Tuesday, February 26, 2013

Happiness is a place, this place

View towards Gasa in the Punakha Valley.  Those are LARGE  mountains



In the literature we received when we arrived there was a tourism promotional package with a dvd entitled "Happiness is a Place".  This past weekend I spent with 5 colleagues travelling to Punakha and Gasa hot springs.  My mantra was: happiness is this place.  We were stuffed into small mini vans, sometimes in the trunk or on the floor, travelling dreadful roads but the scenery and weather and friends were all spectacular. 

On the road to GAsa,  Sarah from Miane, Sarah from TO, Brick from Colorado, Arwen from Australia
Dave from Canada t the Hot Springs

 Laughing about the how to's of difficult toilets, with live demonstrations after several glasses of K5 whisky (locally brewed coronation special) and cooking fantastic meals using local spices and foods.  Dreadful lunches as we stopped at little canteens to find only mango juice, beer and spicy chips. . . walking because the locals said it was not far. . . and finding a wonderful taxi driver to take us the final 7 kilometres.  Hot springs in a 
giant gravel pit as there was a flash flood a couple of years ago and the beautiful forest was washed away leaving the gravel bed of the river.   At the hot springs there is a pedestrian suspension bridge to nowhere as the people have closed it off.
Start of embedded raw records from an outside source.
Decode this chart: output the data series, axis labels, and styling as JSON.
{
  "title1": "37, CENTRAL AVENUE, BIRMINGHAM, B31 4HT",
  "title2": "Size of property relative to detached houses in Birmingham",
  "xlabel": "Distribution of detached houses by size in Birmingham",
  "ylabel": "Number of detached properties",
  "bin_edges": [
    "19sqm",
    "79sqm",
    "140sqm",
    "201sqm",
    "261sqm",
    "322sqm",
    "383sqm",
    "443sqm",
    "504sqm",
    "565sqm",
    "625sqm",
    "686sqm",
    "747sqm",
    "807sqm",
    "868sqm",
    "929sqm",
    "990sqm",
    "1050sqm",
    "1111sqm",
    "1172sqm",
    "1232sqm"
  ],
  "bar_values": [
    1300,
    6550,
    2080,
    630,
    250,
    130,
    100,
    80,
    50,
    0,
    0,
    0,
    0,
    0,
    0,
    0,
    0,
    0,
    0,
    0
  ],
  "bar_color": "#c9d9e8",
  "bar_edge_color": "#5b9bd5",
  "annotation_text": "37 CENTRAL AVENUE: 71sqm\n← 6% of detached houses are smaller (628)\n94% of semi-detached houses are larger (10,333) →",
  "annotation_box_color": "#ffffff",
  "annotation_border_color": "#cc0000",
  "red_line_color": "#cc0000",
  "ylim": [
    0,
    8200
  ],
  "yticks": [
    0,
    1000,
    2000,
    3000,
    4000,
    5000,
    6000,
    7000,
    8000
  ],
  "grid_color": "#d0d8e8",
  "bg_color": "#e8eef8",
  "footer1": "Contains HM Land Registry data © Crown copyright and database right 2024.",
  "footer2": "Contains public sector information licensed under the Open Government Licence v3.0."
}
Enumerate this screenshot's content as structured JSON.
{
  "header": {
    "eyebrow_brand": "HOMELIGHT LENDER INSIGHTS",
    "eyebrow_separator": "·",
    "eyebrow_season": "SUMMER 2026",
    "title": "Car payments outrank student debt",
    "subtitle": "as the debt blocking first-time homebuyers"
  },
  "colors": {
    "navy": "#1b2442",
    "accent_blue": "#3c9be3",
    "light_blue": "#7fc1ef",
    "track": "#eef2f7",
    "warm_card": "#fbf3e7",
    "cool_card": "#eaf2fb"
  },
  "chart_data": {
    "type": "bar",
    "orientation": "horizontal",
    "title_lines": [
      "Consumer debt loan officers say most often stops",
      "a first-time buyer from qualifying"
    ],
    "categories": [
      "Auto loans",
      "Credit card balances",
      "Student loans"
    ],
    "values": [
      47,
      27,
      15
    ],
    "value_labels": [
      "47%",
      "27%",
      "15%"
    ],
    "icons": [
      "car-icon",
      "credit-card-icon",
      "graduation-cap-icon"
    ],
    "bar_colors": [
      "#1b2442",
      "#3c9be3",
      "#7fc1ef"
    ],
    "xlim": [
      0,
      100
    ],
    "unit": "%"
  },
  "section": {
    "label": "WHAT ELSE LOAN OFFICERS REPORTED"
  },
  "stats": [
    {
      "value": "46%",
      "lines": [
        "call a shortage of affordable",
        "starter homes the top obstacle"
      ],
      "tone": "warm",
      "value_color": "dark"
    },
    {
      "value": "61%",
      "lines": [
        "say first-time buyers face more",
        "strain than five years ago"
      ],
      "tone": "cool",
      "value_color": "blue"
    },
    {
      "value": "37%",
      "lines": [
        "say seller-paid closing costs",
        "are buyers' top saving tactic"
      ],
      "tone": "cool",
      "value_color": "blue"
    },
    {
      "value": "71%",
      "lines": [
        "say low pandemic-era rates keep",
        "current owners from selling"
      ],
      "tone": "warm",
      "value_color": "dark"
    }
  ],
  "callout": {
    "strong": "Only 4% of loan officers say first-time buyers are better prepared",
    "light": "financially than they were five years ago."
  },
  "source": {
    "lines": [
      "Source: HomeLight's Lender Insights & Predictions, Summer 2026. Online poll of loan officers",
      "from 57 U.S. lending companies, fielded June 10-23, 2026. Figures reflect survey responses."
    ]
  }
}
It seems that no one returns when they cross over so the belief is that one dies if one crosses.  
Our drive from Gasa to Punakha was interrupted by tea and "Baby Toasts" at the taxi driver's home.  In Thimphu we ate western (hamburgers and ice cream)  and I picked up one of the parcels that I had sent on December 3rd. Dave Plant (my Chukha buddy who teaches south of me at Pakshika) and I got a ride part way in a TATA truck - pulling 12 tons of calcium carbonate.  It was SLOW but fun.